La rentrée 2026 ne se résume pas à une succession de changements réglementaires. Elle révèle surtout une nouvelle réalité économique : les ménages français doivent gérer simultanément plusieurs paramètres qui évoluent indépendamment les uns des autres. Le gaz constitue le meilleur exemple. Une hausse de 5,6 % du prix repère en septembre peut sembler contenue lorsqu’elle est prise isolément. Mais elle intervient après une progression de 7,4 % en juillet et dans un contexte où les prix de l’énergie restent exposés aux tensions internationales. Pour les ménages, la véritable question devient donc celle du budget annuel. Il ne suffit plus de regarder l’évolution d’une facture sur un mois : il faut analyser l’ensemble des dépenses contraintes et leur évolution sur douze mois. C’est également valable pour le logement. Un propriétaire qui envisage des travaux doit désormais raisonner simultanément en termes de valeur patrimoniale, performance énergétique, aides publiques et coût du financement.
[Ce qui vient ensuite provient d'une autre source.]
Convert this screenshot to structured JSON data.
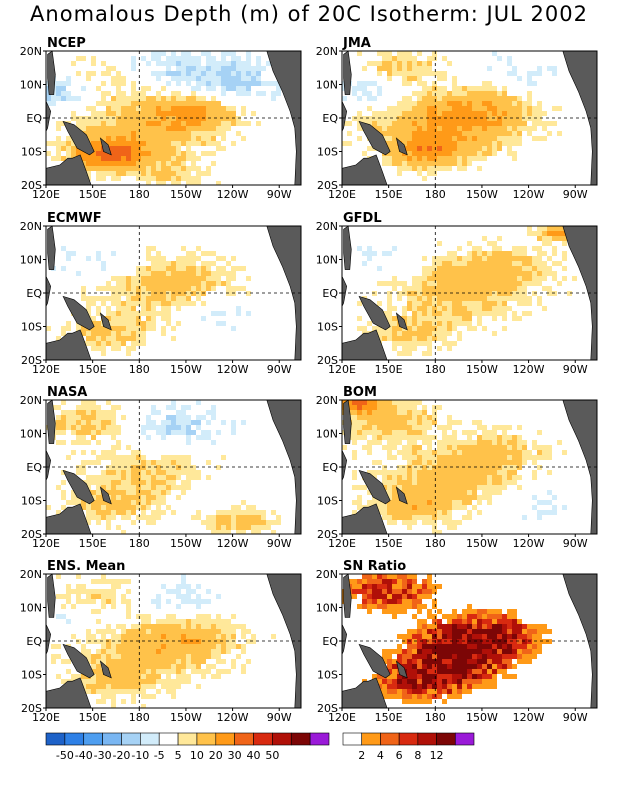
{
  "title": "Anomalous Depth (m) of 20C Isotherm: JUL 2002",
  "chart_data": [
    {
      "type": "heatmap",
      "title": "NCEP",
      "metric": "anomaly",
      "x_ticks": [
        "120E",
        "150E",
        "180",
        "150W",
        "120W",
        "90W"
      ],
      "y_ticks": [
        "20N",
        "10N",
        "EQ",
        "10S",
        "20S"
      ],
      "features": [
        {
          "lon": 180,
          "lat": -4,
          "value": 15,
          "spread": 1.0
        },
        {
          "lon": 215,
          "lat": 2,
          "value": 20,
          "spread": 0.6
        },
        {
          "lon": 160,
          "lat": -11,
          "value": 30,
          "spread": 0.5
        },
        {
          "lon": 165,
          "lat": 12,
          "value": 10,
          "spread": 0.8
        },
        {
          "lon": 235,
          "lat": 11,
          "value": -12,
          "spread": 0.8
        },
        {
          "lon": 185,
          "lat": 15,
          "value": -10,
          "spread": 0.7
        },
        {
          "lon": 128,
          "lat": 8,
          "value": -15,
          "spread": 0.5
        },
        {
          "lon": 200,
          "lat": -17,
          "value": 8,
          "spread": 0.6
        }
      ]
    },
    {
      "type": "heatmap",
      "title": "JMA",
      "metric": "anomaly",
      "x_ticks": [
        "120E",
        "150E",
        "180",
        "150W",
        "120W",
        "90W"
      ],
      "y_ticks": [
        "20N",
        "10N",
        "EQ",
        "10S",
        "20S"
      ],
      "features": [
        {
          "lon": 185,
          "lat": -3,
          "value": 18,
          "spread": 1.0
        },
        {
          "lon": 210,
          "lat": 3,
          "value": 14,
          "spread": 0.8
        },
        {
          "lon": 158,
          "lat": 15,
          "value": 12,
          "spread": 0.6
        },
        {
          "lon": 175,
          "lat": -10,
          "value": 20,
          "spread": 0.5
        },
        {
          "lon": 140,
          "lat": 9,
          "value": -10,
          "spread": 0.5
        },
        {
          "lon": 230,
          "lat": 12,
          "value": -6,
          "spread": 0.7
        }
      ]
    },
    {
      "type": "heatmap",
      "title": "ECMWF",
      "metric": "anomaly",
      "x_ticks": [
        "120E",
        "150E",
        "180",
        "150W",
        "120W",
        "90W"
      ],
      "y_ticks": [
        "20N",
        "10N",
        "EQ",
        "10S",
        "20S"
      ],
      "features": [
        {
          "lon": 190,
          "lat": 0,
          "value": 10,
          "spread": 1.0
        },
        {
          "lon": 160,
          "lat": -12,
          "value": 12,
          "spread": 0.6
        },
        {
          "lon": 210,
          "lat": 5,
          "value": 8,
          "spread": 0.7
        },
        {
          "lon": 150,
          "lat": 8,
          "value": -6,
          "spread": 0.6
        },
        {
          "lon": 230,
          "lat": -6,
          "value": -6,
          "spread": 0.6
        }
      ]
    },
    {
      "type": "heatmap",
      "title": "GFDL",
      "metric": "anomaly",
      "x_ticks": [
        "120E",
        "150E",
        "180",
        "150W",
        "120W",
        "90W"
      ],
      "y_ticks": [
        "20N",
        "10N",
        "EQ",
        "10S",
        "20S"
      ],
      "features": [
        {
          "lon": 195,
          "lat": 1,
          "value": 15,
          "spread": 1.0
        },
        {
          "lon": 165,
          "lat": -12,
          "value": 12,
          "spread": 0.6
        },
        {
          "lon": 225,
          "lat": 8,
          "value": 10,
          "spread": 0.7
        },
        {
          "lon": 148,
          "lat": 10,
          "value": -6,
          "spread": 0.6
        },
        {
          "lon": 262,
          "lat": 18,
          "value": 25,
          "spread": 0.3
        }
      ]
    },
    {
      "type": "heatmap",
      "title": "NASA",
      "metric": "anomaly",
      "x_ticks": [
        "120E",
        "150E",
        "180",
        "150W",
        "120W",
        "90W"
      ],
      "y_ticks": [
        "20N",
        "10N",
        "EQ",
        "10S",
        "20S"
      ],
      "features": [
        {
          "lon": 190,
          "lat": -3,
          "value": 12,
          "spread": 1.0
        },
        {
          "lon": 150,
          "lat": 13,
          "value": 12,
          "spread": 0.7
        },
        {
          "lon": 160,
          "lat": -12,
          "value": 10,
          "spread": 0.6
        },
        {
          "lon": 245,
          "lat": -16,
          "value": 14,
          "spread": 0.5
        },
        {
          "lon": 200,
          "lat": 12,
          "value": -10,
          "spread": 0.8
        },
        {
          "lon": 225,
          "lat": -8,
          "value": -6,
          "spread": 0.7
        }
      ]
    },
    {
      "type": "heatmap",
      "title": "BOM",
      "metric": "anomaly",
      "x_ticks": [
        "120E",
        "150E",
        "180",
        "150W",
        "120W",
        "90W"
      ],
      "y_ticks": [
        "20N",
        "10N",
        "EQ",
        "10S",
        "20S"
      ],
      "features": [
        {
          "lon": 190,
          "lat": -3,
          "value": 14,
          "spread": 1.0
        },
        {
          "lon": 150,
          "lat": 14,
          "value": 14,
          "spread": 0.7
        },
        {
          "lon": 165,
          "lat": -12,
          "value": 14,
          "spread": 0.6
        },
        {
          "lon": 220,
          "lat": 5,
          "value": 10,
          "spread": 0.7
        },
        {
          "lon": 130,
          "lat": 19,
          "value": 30,
          "spread": 0.3
        },
        {
          "lon": 240,
          "lat": -10,
          "value": -6,
          "spread": 0.6
        }
      ]
    },
    {
      "type": "heatmap",
      "title": "ENS. Mean",
      "metric": "anomaly",
      "x_ticks": [
        "120E",
        "150E",
        "180",
        "150W",
        "120W",
        "90W"
      ],
      "y_ticks": [
        "20N",
        "10N",
        "EQ",
        "10S",
        "20S"
      ],
      "features": [
        {
          "lon": 190,
          "lat": -2,
          "value": 14,
          "spread": 1.0
        },
        {
          "lon": 155,
          "lat": 13,
          "value": 10,
          "spread": 0.7
        },
        {
          "lon": 165,
          "lat": -12,
          "value": 12,
          "spread": 0.6
        },
        {
          "lon": 215,
          "lat": 2,
          "value": 10,
          "spread": 0.7
        },
        {
          "lon": 200,
          "lat": 11,
          "value": -8,
          "spread": 0.8
        },
        {
          "lon": 140,
          "lat": 7,
          "value": -6,
          "spread": 0.5
        }
      ]
    },
    {
      "type": "heatmap",
      "title": "SN Ratio",
      "metric": "ratio",
      "x_ticks": [
        "120E",
        "150E",
        "180",
        "150W",
        "120W",
        "90W"
      ],
      "y_ticks": [
        "20N",
        "10N",
        "EQ",
        "10S",
        "20S"
      ],
      "features": [
        {
          "lon": 200,
          "lat": -1,
          "value": 12,
          "spread": 0.7
        },
        {
          "lon": 190,
          "lat": -7,
          "value": 10,
          "spread": 0.6
        },
        {
          "lon": 215,
          "lat": 2,
          "value": 8,
          "spread": 0.6
        },
        {
          "lon": 150,
          "lat": 15,
          "value": 8,
          "spread": 0.6
        },
        {
          "lon": 170,
          "lat": -12,
          "value": 8,
          "spread": 0.6
        }
      ]
    }
  ],
  "legends": {
    "anomaly": {
      "labels": [
        "-50",
        "-40",
        "-30",
        "-20",
        "-10",
        "-5",
        "5",
        "10",
        "20",
        "30",
        "40",
        "50"
      ],
      "colors": [
        "#1e62c8",
        "#2e80e6",
        "#4e9ef0",
        "#79b6f2",
        "#a6d2f5",
        "#d2ecfa",
        "#ffffff",
        "#ffe89a",
        "#ffc24a",
        "#ff9a18",
        "#f06418",
        "#d82a10",
        "#b01008",
        "#7c0606",
        "#9a1ad8"
      ]
    },
    "ratio": {
      "labels": [
        "2",
        "4",
        "6",
        "8",
        "12"
      ],
      "colors": [
        "#ffffff",
        "#ff9a18",
        "#f06418",
        "#d82a10",
        "#b01008",
        "#7c0606",
        "#9a1ad8"
      ]
    }
  },
  "colors": {
    "land": "#5a5a5a",
    "frame": "#000000"
  }
}
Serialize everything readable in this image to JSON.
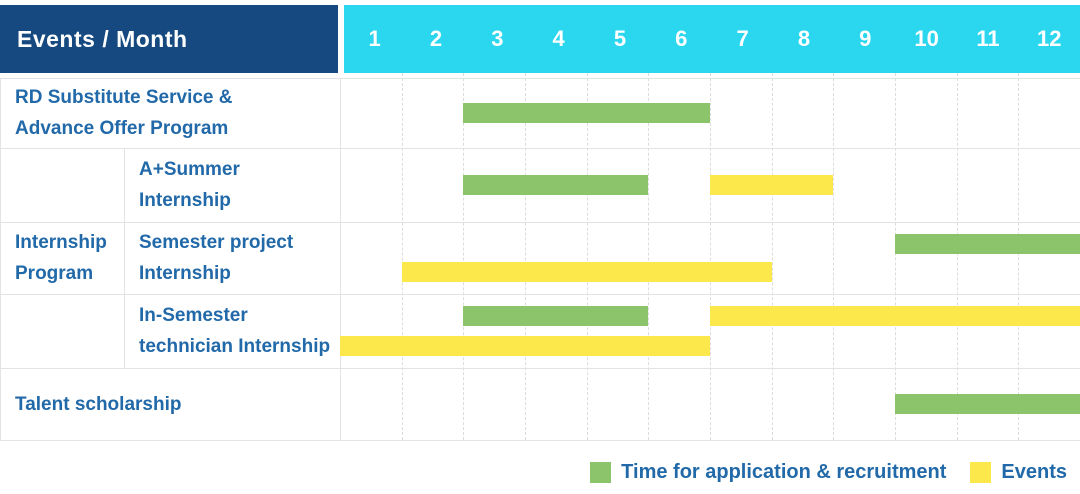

Une modification des critères de MaPrimeRénov’ peut modifier l’équilibre financier d’un projet. La même logique s’applique à la retraite. Pour les actifs proches de la liquidation, quelques mois supplémentaires d’activité ou quelques trimestres peuvent avoir une incidence durable sur les revenus futurs. Le 1er septembre 2026 ne constitue donc pas un « grand soir » fiscal ou réglementaire. C’est plutôt une date qui concentre plusieurs évolutions importantes et rappelle une évidence : dans une économie où les dépenses contraintes restent élevées, chaque modification réglementaire peut finir par avoir un impact très concret sur le budget des Français. Pour les ménages comme pour les professionnels du crédit, l’enjeu est désormais d’anticiper plutôt que de subir. La hausse du gaz, les évolutions de la retraite, les nouvelles règles de rénovation et les changements de protection sociale doivent être intégrés dans une vision globale du budget et du patrimoine.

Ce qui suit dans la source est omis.